The suggested project is a programming tutorial that will teach the user basic programming skills. As you develop the project, you will add the ability to quiz the user, modularize the code, and allow for saving of the student's data.

As an alternative, you can select a program related to your major or an interest of yours. See the following example.

Financial Calculator: You will develop a program for a bank that will allow it to process loans for customers. The user will enter information, such as interest rate, length of loan, amount borrowed, or desired payment, and the program will compute the missing information. It will also be able to display a report showing the amortization schedule for the loan. Customer data should be able to be saved and retrieved from a file or files.

Week 1: Decide on your project program, and write a brief description of what the program will do. Prepare an IPO chart for your program. Create two or three sample screens (using Word or a drawing program) depicting what your program will look like to the user (remember that these will be console-based programs).

Week 2: Create a flowchart for a simplified version of your program. Create a working version of it based on your flowchart. This should be a working program that accepts user input, does some calculation, and shows the results. It does not have to use conditional expressions, loops, and the like.

Examples: For the programming tutorial, you can describe and demonstrate to the user using screen output, how to declare variables, display information on the screen, get information from the user, and do calculations. You can ask the user for their name and include it in the tutorial output.

For a loan payment calculator, it asks for interest rate, length of loan, amount of loan, and it displays monthly payment. For a DJ manager, it asks for the average song length and the number of songs on a playlist, and it displays the length of the playlist.

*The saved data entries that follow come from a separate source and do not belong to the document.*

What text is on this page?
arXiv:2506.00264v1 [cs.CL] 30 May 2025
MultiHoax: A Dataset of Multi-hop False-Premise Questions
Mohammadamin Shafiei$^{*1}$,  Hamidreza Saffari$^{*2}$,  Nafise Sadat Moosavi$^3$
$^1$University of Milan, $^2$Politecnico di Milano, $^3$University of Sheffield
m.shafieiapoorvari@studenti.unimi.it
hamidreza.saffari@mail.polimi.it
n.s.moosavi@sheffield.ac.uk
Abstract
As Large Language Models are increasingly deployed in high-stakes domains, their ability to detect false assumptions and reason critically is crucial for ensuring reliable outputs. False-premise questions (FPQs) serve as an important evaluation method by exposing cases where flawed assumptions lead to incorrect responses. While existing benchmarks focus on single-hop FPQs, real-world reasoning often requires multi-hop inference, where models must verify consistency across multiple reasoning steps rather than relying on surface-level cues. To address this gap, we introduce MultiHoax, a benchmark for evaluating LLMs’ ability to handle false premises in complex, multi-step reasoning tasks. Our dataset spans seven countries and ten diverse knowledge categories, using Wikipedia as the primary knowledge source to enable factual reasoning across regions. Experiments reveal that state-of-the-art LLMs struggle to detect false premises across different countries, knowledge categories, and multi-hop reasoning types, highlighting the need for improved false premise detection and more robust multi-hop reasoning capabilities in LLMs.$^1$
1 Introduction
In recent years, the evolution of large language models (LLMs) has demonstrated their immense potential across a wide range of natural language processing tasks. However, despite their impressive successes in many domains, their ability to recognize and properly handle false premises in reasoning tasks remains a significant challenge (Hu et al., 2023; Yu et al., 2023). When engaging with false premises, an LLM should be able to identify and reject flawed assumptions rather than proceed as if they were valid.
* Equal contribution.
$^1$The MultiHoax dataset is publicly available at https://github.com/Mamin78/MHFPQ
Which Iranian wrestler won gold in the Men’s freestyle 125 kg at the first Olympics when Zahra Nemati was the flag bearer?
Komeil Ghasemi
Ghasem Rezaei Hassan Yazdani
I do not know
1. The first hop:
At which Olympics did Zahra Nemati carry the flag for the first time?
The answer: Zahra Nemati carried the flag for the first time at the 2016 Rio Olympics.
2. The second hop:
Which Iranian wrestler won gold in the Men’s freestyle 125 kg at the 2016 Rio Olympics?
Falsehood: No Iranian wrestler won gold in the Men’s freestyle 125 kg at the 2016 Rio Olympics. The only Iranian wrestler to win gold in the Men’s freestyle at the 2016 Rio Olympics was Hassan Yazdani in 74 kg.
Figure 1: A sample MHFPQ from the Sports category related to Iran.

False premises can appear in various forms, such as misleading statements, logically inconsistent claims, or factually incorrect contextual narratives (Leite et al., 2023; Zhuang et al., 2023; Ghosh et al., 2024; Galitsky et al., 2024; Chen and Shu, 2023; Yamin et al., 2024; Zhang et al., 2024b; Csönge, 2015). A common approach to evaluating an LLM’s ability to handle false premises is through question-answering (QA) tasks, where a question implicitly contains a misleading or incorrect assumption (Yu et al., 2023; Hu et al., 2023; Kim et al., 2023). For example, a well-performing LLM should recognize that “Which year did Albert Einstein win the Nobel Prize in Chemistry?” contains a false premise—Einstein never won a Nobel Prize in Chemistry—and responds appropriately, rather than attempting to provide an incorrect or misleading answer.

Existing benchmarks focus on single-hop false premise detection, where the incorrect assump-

Week 3: Add at least one conditional expression to your program.

Examples: In the programming tutorial, you would add a tutorial on conditional expressions. You can then add simple multiple choice questions to test the user's understanding of the concepts. You might also want to break the tutorial into sections, and use conditional expressions to ask the user which tutorial they wanted to see (i.e., variable declaration, input/output, conditional expressions, etc.).

For the loan calculator, the program might ask the user if he or she wants to solve for monthly payment, loan amount, length of loan, or interest rate. The program would then ask for the required information and solve for the remaining value.

Week 4: Add loops to validate data. Add a menu to your program that allows users to use the various features or exit the program.

Examples: In the programming tutorial, add a tutorial on working with loops. Then use loops to validate user input and display an error message if they enter data outside the valid range. Use a main loop to allow the user to keep selecting different tutorials until they decide to exit the program.

Week 5: Add arrays to your program to handle more data.

Examples: In the programming tutorial, add a tutorial on working with arrays. Then use arrays to store the answers to multiple questions so that you can compute a total score.

In the DJ program, you can add the ability to handle multiple songs and playlists. The electrical program should handle multiple customer scenarios.

Week 6: Create a hierarchy chart showing the logical components of your program. Modularize your code according to your chart using the practices learned this week. Your menu should now call individual modules to do the work of the program.

Examples: In the programming tutorial, add a tutorial on working with modules. Then modularize the code so that each tutorial and quiz is in a module.

Week 7: Add the ability to save data to disk in one or more files. The menu(s) should give the user the option to save or retrieve data.

Examples: In the programming tutorial, add a tutorial on working with files. Then add the ability to save/retrieve user information or quiz results.